それではそれ迄は、特に小、中学校では、どうしているのかというと、先生が足らぬ所を咀嚼玩味してやって、そうすると時という食物は先生の情緒になる。日本人は幸い心と心とがよく通い合い、それが情であるが、その情緒を「師弟の情」というルートによって子供に送り込むのである。
この時に先生という人が混るのである。先生が立派ならばよいものが入り、先生が悪ければ穢が混る。そしてそれ等が皆子供の大脳頭頂葉に貯えられる。そうして中学校が終った頃、その子という人が出来上るのである。
その人といえばかようにして育てられた頭頂葉のことだと思えばよいのである。時はその後も人によって変って行くが重要さがまるで違う。この大切な、いわば人の仕上げをするのが、小学6ヶ年の「情緒の芽生えの季節」及びそれに続く中学3ヶ年である。
旧制中学5カ年は「知、情、意の夜明けの季節」である。正に眠りから覚めようとして容易に覚め切らない知、情、意の働きを、先生が覚めかけているものを見つけては揺り動かして、覚ませてやるべき時である。私は和歌山県の粉河中学に学んだのであるが、私達の先生達はこのことをよく知っていた。
始まりの3カ年が取りわけ大事であろう。それが中学3年である。小学で特に大切なのは歴史教育である。日本民族の中核(神々)や準中核の人達の命を捨てて描いた美しい日本歴史をよく教えてやらねばならない。
また批判力という知力は働き始めるのが一番遅く、高等学校3年位からしか働き始めない。社会科は小学校3年位から批判力をつけさせる積りでやっているようであるが、あんなことをすると他人の欠点を探し出して、それに対して嫌悪感を起すだけである。共にしてはならない。
*解説25
2014.05.21up
岡もいっているように「小学校では国語と歴史が最も重要」である。心、自然、社会と別ければ、この国語と歴史は「心の学科」ということになり、これが「頭頂葉」の教育である。

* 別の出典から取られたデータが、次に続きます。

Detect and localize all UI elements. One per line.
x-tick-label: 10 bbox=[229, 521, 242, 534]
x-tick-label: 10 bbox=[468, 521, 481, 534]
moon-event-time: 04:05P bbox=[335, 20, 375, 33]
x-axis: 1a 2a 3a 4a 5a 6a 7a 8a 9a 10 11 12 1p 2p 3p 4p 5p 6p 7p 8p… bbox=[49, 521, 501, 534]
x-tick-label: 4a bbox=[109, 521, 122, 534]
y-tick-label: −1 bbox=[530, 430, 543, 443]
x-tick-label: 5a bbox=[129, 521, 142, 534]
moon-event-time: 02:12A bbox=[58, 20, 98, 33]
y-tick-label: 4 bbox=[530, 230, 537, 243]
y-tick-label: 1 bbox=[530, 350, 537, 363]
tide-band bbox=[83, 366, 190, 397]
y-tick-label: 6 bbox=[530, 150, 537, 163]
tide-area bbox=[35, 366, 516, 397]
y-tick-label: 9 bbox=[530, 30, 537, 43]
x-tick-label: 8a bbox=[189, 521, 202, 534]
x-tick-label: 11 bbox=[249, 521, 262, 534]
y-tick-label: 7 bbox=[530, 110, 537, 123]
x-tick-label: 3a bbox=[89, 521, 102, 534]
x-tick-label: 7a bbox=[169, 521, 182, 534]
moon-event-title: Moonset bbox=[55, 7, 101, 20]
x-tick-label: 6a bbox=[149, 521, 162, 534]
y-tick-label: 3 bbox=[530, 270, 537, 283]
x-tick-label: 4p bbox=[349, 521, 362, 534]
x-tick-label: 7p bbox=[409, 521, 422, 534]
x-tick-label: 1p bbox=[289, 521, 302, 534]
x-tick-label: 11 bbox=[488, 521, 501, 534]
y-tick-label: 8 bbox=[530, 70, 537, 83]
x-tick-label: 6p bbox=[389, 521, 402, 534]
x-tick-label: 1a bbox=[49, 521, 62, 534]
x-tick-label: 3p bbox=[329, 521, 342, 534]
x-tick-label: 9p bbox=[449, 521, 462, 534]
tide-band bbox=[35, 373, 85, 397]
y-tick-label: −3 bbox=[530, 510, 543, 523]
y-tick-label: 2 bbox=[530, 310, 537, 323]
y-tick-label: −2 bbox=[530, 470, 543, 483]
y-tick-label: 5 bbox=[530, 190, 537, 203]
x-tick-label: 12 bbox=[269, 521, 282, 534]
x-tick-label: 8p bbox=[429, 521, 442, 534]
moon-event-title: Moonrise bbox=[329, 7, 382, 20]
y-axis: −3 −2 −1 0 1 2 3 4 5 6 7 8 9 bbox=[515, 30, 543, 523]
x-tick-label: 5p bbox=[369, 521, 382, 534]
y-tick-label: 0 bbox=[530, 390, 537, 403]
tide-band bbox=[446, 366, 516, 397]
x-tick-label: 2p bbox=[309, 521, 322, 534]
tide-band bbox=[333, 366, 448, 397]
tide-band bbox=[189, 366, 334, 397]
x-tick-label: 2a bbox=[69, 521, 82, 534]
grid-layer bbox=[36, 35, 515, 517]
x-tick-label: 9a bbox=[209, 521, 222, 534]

自らを知らなければ他がわからない。他を知るだけで自らを知らなければ、丸で猿の人真似である。日本歴史を知ることが出発点となって、世界を知ることにつながっていくのである。その逆はあり得ない。
その日本歴史の最大の特徴は「自己犠牲」である。「自己犠牲」を浅い心(第1の心)から見ると「犬死に」「無駄死に」と見えるらしい。太平洋戦争の「神風」についても、そういうイメージを持っている人がまだまだ多いようである。
しかし、深い心(第2の心)からその「自己犠牲」をみると「崇高」と見えるのである。この不滅の行為によって我々は深い感銘を受け、生きる力と喜びが生まれ、それに恥じない国を作ろうとするものである。
ただ、気をつけなければならないことは、イスラムの「自爆テロ」は一見この「自己犠牲」に似ているが実はそうではなく「意志の宗教」から生まれたもので、日本のように「情」から生まれたものでないことに留意しなけれなならない。彼等のやることは正に「非情」である。
話をもとに戻して、岡によれば我々の30万年に及ぶ「日本の心」を表現したものが国語なのである。だから西洋文学が入ってきてからのものではなく、日本の物語や古典を先ずは読むことが大切である。
人に個性があるように、民族にも明確な個性がある。今巷でいっている「個性」とは、自我(第1の心)から生まれる自己主張の多様性のことに外ならない。これらはいずれ醜悪なものになりかねず、本当の「個性」とは自我を抑止したところ(無私の心)から生まれてくるものである。
猶、小学校の社会科の批判精神からくる嫌悪感(何でもかでも他が悪いと思うこと)、これが定着してしまった大人が実に多い。これが今の社会の劣化の最大の要因ではないか。岡は既にその本質を見抜いている。